A proud part of the Greek heritage is attending or marching in the Greek Independence Day parade in cities where there are large concentrations of Greeks like New York, where if you want to do something Greek you can do it any day of the week! The war for Greek independence began March 25, 1821 when the Greeks organized to revolt from the 400 years of occupation and oppression by the barbarous Ottoman Turks. An influential Greek writer and intellectual, Rigas Feraios, wrote a poem about national pride with the often quoted line:
“Better one hour of free life, than forty years of slavery and prison“
It’s a proud moment in Greek history and every year we celebrate with various gatherings and events. This past Sunday was the largest parade in the US on New York’s Fifth Avenue. I’ve marched in this parade since I was a little kid attending Greek afternoon language school, a must for kids of Greek descent. When my kids were small we marched, even had one of them in a stroller (maybe that was a no-no, but I did it anyway!) Lately, as members of a dance group we get to march in different authentic costumes. I love it!
We march early in the parade in the first of three battalions of participants, from 64th Street to The Metropolitan Museum of Art at 79th Street. Most of the Greek churches and schools participate, along with national societies from every region of Greece, university student’s societies, youth and fraternal organizations. The whole community comes out for this event and the past three years it has been televised.
The Grand Marshalls of this year’s event was a popular NY TV newsman Ernie Anastos and United States Marine Corps Reserves Colonel Matthew Bogdanos. Many other New York dignitaries start off the parade marching and later sit in the reviewing stands to watch.
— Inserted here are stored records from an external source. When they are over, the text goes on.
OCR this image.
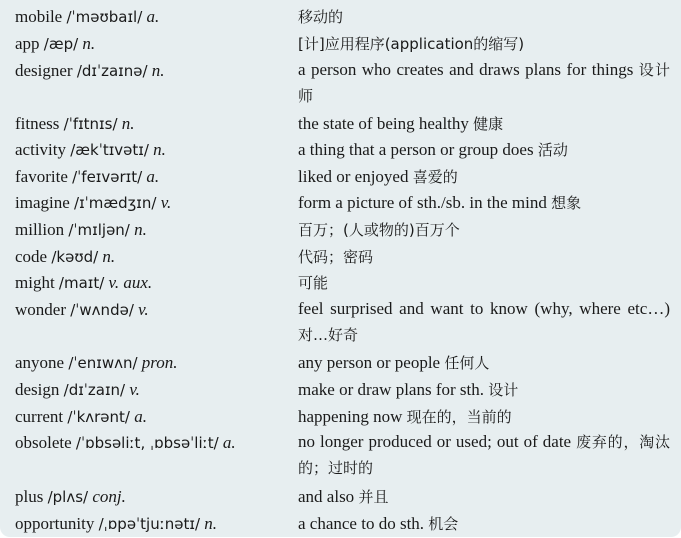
mobile /ˈməʊbaɪl/ a.	移动的
app /æp/ n.	[计]应用程序(application的缩写)
designer /dɪˈzaɪnə/ n.	a person who creates and draws plans for things 设计师
fitness /ˈfɪtnɪs/ n.	the state of being healthy 健康
activity /ækˈtɪvətɪ/ n.	a thing that a person or group does 活动
favorite /ˈfeɪvərɪt/ a.	liked or enjoyed 喜爱的
imagine /ɪˈmædʒɪn/ v.	form a picture of sth./sb. in the mind 想象
million /ˈmɪljən/ n.	百万；(人或物的)百万个
code /kəʊd/ n.	代码；密码
might /maɪt/ v. aux.	可能
wonder /ˈwʌndə/ v.	feel surprised and want to know (why, where etc…) 对…好奇
anyone /ˈenɪwʌn/ pron.	any person or people 任何人
design /dɪˈzaɪn/ v.	make or draw plans for sth. 设计
current /ˈkʌrənt/ a.	happening now 现在的，当前的
obsolete /ˈɒbsəliːt, ˌɒbsəˈliːt/ a.	no longer produced or used; out of date 废弃的，淘汰的；过时的
plus /plʌs/ conj.	and also 并且
opportunity /ˌɒpəˈtjuːnətɪ/ n.	a chance to do sth. 机会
Politicians, our mayor, the Archbishop of the Greek Orthodox Church, and other invited guests attend. The highlight of the parade, for me anyway, are the Evzones who are the national guards of Greece. They stand guard in Athens at the Tomb of the Unknown Soldier and they march with pride and flourish. Each soldier stands over six feet tall and they’re dressed in the traditional Evzone uniforms, carrying their rifles, it’s just amazing to see them marching in file, coming down the avenue every year.
There were hundreds of people, but I did see some friends in the crowds while I was marching. My kids were marching with a different group this year and I missed seeing them because we were stationed ahead of them, darn!
Here I am in full costume with my sister, ready and waiting to go! I’m wearing the bridal dress of the nomads of Greece, who were know as the Sarakatsani. My sis is wearing a costume from the Peloponese peninsula. Cool, right?
It was a sunny, but windy cold day on Sunday, but I thoroughly enjoyed myself. I can’t wait to do it again!